Design and development are two different systems that work together. Two methods that use different languages but are talking about the exact same thing, the product. This is the cornerstone for the developers should design, and designers should code arguments. Essentially both sides are saying that the other doesn’t listen to them and wants the other to bend to their language. Instead of fighting over the modality of communication, there should be an acknowledgment that there is a communication breakdown. There is no need for one to say that the other is better; they simply have different strengths and focuses. Thankfully some individuals are creating shared languages within their organizations; this comes in the form of blended teams, transparent repositories, or a design system. Creating a design system emerges when there is a disconnect between how the designers envisioned the product and how the developers interpreted and built it.

I’d encourage you to look through the documentation created by Invision; they’ve created a deep repository of articles, guides, and how-tos.

On Twitter, I’d recommend you follow Jina Anne and Brad Frost. Jina is a design systems advocate, founded the Clarify Conference, and has been influentially in companies and the community in moving design systems forwardBrad Frost’s book about atomic design is also a must-read as he will outline the process and methodology when approaching design systems.


? Design Industry

The design industry continues to introspectively review the disparity between those who enter the industry and those who lead it.
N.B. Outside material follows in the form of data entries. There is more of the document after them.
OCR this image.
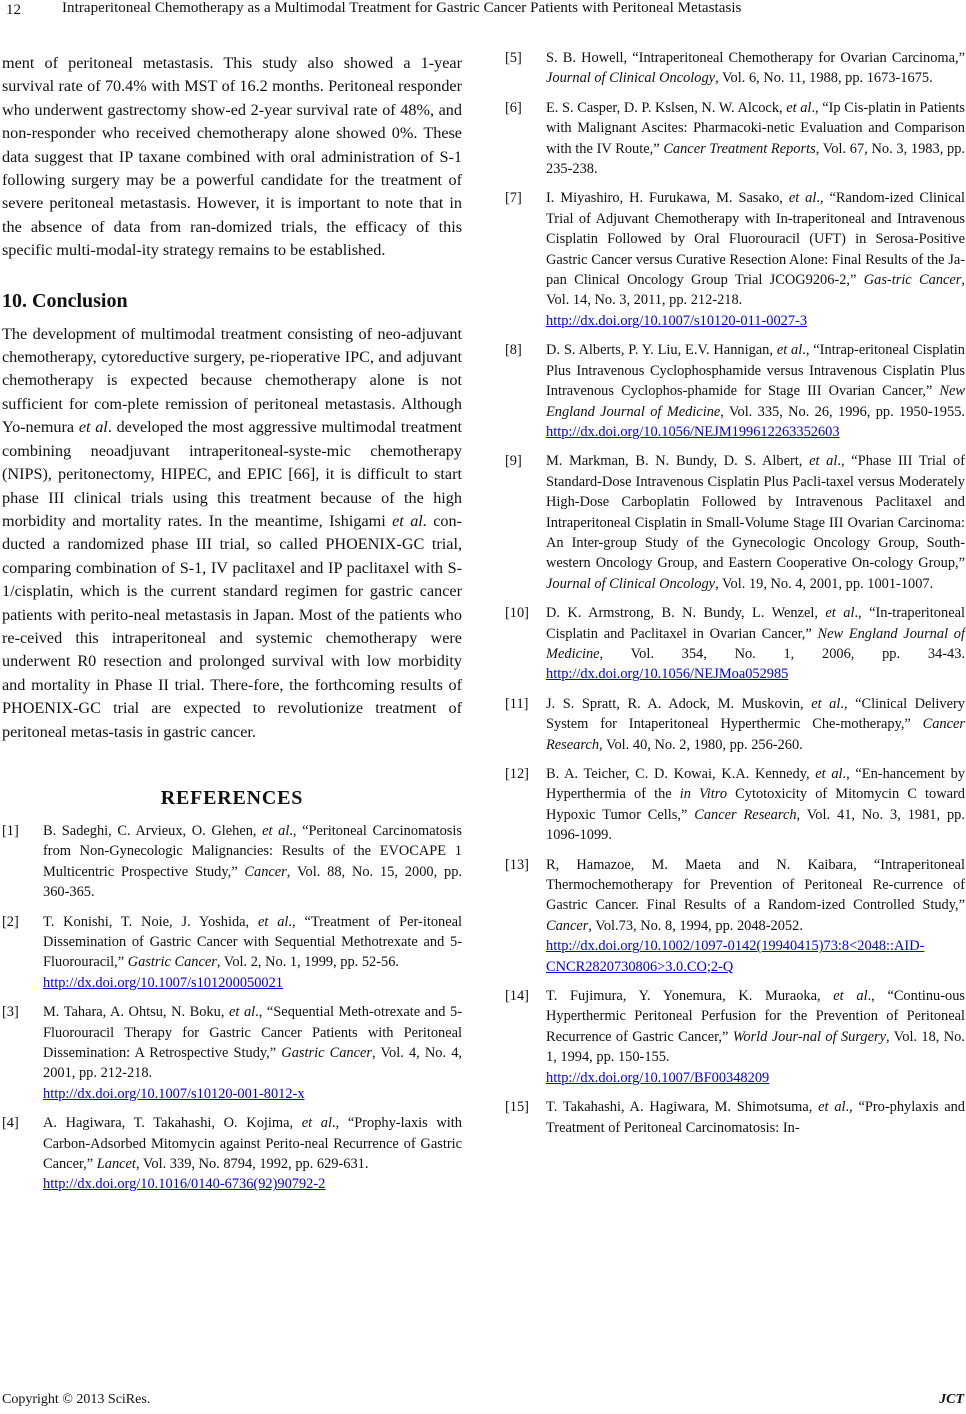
12	Intraperitoneal Chemotherapy as a Multimodal Treatment for Gastric Cancer Patients with Peritoneal Metastasis

ment of peritoneal metastasis. This study also showed a 1-year survival rate of 70.4% with MST of 16.2 months. Peritoneal responder who underwent gastrectomy show-ed 2-year survival rate of 48%, and non-responder who received chemotherapy alone showed 0%. These data suggest that IP taxane combined with oral administration of S-1 following surgery may be a powerful candidate for the treatment of severe peritoneal metastasis. However, it is important to note that in the absence of data from ran-domized trials, the efficacy of this specific multi-modal-ity strategy remains to be established.

10. Conclusion

The development of multimodal treatment consisting of neo-adjuvant chemotherapy, cytoreductive surgery, pe-rioperative IPC, and adjuvant chemotherapy is expected because chemotherapy alone is not sufficient for com-plete remission of peritoneal metastasis. Although Yo-nemura et al. developed the most aggressive multimodal treatment combining neoadjuvant intraperitoneal-syste-mic chemotherapy (NIPS), peritonectomy, HIPEC, and EPIC [66], it is difficult to start phase III clinical trials using this treatment because of the high morbidity and mortality rates. In the meantime, Ishigami et al. con-ducted a randomized phase III trial, so called PHOENIX-GC trial, comparing combination of S-1, IV paclitaxel and IP paclitaxel with S-1/cisplatin, which is the current standard regimen for gastric cancer patients with perito-neal metastasis in Japan. Most of the patients who re-ceived this intraperitoneal and systemic chemotherapy were underwent R0 resection and prolonged survival with low morbidity and mortality in Phase II trial. There-fore, the forthcoming results of PHOENIX-GC trial are expected to revolutionize treatment of peritoneal metas-tasis in gastric cancer.

REFERENCES
[1]	B. Sadeghi, C. Arvieux, O. Glehen, et al., “Peritoneal Carcinomatosis from Non-Gynecologic Malignancies: Results of the EVOCAPE 1 Multicentric Prospective Study,” Cancer, Vol. 88, No. 15, 2000, pp. 360-365.
[2]	T. Konishi, T. Noie, J. Yoshida, et al., “Treatment of Per-itoneal Dissemination of Gastric Cancer with Sequential Methotrexate and 5-Fluorouracil,” Gastric Cancer, Vol. 2, No. 1, 1999, pp. 52-56.
http://dx.doi.org/10.1007/s101200050021
[3]	M. Tahara, A. Ohtsu, N. Boku, et al., “Sequential Meth-otrexate and 5-Fluorouracil Therapy for Gastric Cancer Patients with Peritoneal Dissemination: A Retrospective Study,” Gastric Cancer, Vol. 4, No. 4, 2001, pp. 212-218.
http://dx.doi.org/10.1007/s10120-001-8012-x
[4]	A. Hagiwara, T. Takahashi, O. Kojima, et al., “Prophy-laxis with Carbon-Adsorbed Mitomycin against Perito-neal Recurrence of Gastric Cancer,” Lancet, Vol. 339, No. 8794, 1992, pp. 629-631.
http://dx.doi.org/10.1016/0140-6736(92)90792-2
[5]	S. B. Howell, “Intraperitoneal Chemotherapy for Ovarian Carcinoma,” Journal of Clinical Oncology, Vol. 6, No. 11, 1988, pp. 1673-1675.
[6]	E. S. Casper, D. P. Kslsen, N. W. Alcock, et al., “Ip Cis-platin in Patients with Malignant Ascites: Pharmacoki-netic Evaluation and Comparison with the IV Route,” Cancer Treatment Reports, Vol. 67, No. 3, 1983, pp. 235-238.
[7]	I. Miyashiro, H. Furukawa, M. Sasako, et al., “Random-ized Clinical Trial of Adjuvant Chemotherapy with In-traperitoneal and Intravenous Cisplatin Followed by Oral Fluorouracil (UFT) in Serosa-Positive Gastric Cancer versus Curative Resection Alone: Final Results of the Ja-pan Clinical Oncology Group Trial JCOG9206-2,” Gas-tric Cancer, Vol. 14, No. 3, 2011, pp. 212-218.
http://dx.doi.org/10.1007/s10120-011-0027-3
[8]	D. S. Alberts, P. Y. Liu, E.V. Hannigan, et al., “Intrap-eritoneal Cisplatin Plus Intravenous Cyclophosphamide versus Intravenous Cisplatin Plus Intravenous Cyclophos-phamide for Stage III Ovarian Cancer,” New England Journal of Medicine, Vol. 335, No. 26, 1996, pp. 1950-1955. http://dx.doi.org/10.1056/NEJM199612263352603
[9]	M. Markman, B. N. Bundy, D. S. Albert, et al., “Phase III Trial of Standard-Dose Intravenous Cisplatin Plus Pacli-taxel versus Moderately High-Dose Carboplatin Followed by Intravenous Paclitaxel and Intraperitoneal Cisplatin in Small-Volume Stage III Ovarian Carcinoma: An Inter-group Study of the Gynecologic Oncology Group, South-western Oncology Group, and Eastern Cooperative On-cology Group,” Journal of Clinical Oncology, Vol. 19, No. 4, 2001, pp. 1001-1007.
[10]	D. K. Armstrong, B. N. Bundy, L. Wenzel, et al., “In-traperitoneal Cisplatin and Paclitaxel in Ovarian Cancer,” New England Journal of Medicine, Vol. 354, No. 1, 2006, pp. 34-43. http://dx.doi.org/10.1056/NEJMoa052985
[11]	J. S. Spratt, R. A. Adock, M. Muskovin, et al., “Clinical Delivery System for Intaperitoneal Hyperthermic Che-motherapy,” Cancer Research, Vol. 40, No. 2, 1980, pp. 256-260.
[12]	B. A. Teicher, C. D. Kowai, K.A. Kennedy, et al., “En-hancement by Hyperthermia of the in Vitro Cytotoxicity of Mitomycin C toward Hypoxic Tumor Cells,” Cancer Research, Vol. 41, No. 3, 1981, pp. 1096-1099.
[13]	R, Hamazoe, M. Maeta and N. Kaibara, “Intraperitoneal Thermochemotherapy for Prevention of Peritoneal Re-currence of Gastric Cancer. Final Results of a Random-ized Controlled Study,” Cancer, Vol.73, No. 8, 1994, pp. 2048-2052.
http://dx.doi.org/10.1002/1097-0142(19940415)73:8<2048::AID-CNCR2820730806>3.0.CO;2-Q
[14]	T. Fujimura, Y. Yonemura, K. Muraoka, et al., “Continu-ous Hyperthermic Peritoneal Perfusion for the Prevention of Peritoneal Recurrence of Gastric Cancer,” World Jour-nal of Surgery, Vol. 18, No. 1, 1994, pp. 150-155.
http://dx.doi.org/10.1007/BF00348209
[15]	T. Takahashi, A. Hagiwara, M. Shimotsuma, et al., “Pro-phylaxis and Treatment of Peritoneal Carcinomatosis: In-
Copyright © 2013 SciRes.	JCT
I encourage you to participate in events like “Where are the black designers?”


?‍? Unpacking Systems

When are we creating companies on what layer of the system are you creating for? When we look at new technologies and new companies, they get this edge by finding ways to rethink existing paradigms. Super excited for the work that Pinwheel is doing to create an API layer for payroll data. So much of our financial data is stuck within silos, usually under the auspices of privacy and security; however, it makes transferring information for example when securing a mortgage or transferring money onerous. These ideas identify themselves when we unravel how systems are interconnected showcasing where to layer in value.


?The Toolbox

A look at a tool that has improved my workflow.

Woven

I love Woven, it is my go-to calendar tool. I use it to my scheduled meetings through easily share my availability with other people. Previously, I paid for Calendly for the same features that Woven provides for free. I can set up a custom woven invite link, have it either automatically, or manually pick times that are free in my calendar and send it to the other person to choose. Especially in this WFH environment, it has been a great resource and a blast to use. My favorite use case is using it with students to schedule time with me for office hours when I am teaching at General Assembly.

Image from Woven.com

? The Bookshelf

Notes and ideas from books I have read or are currently reading.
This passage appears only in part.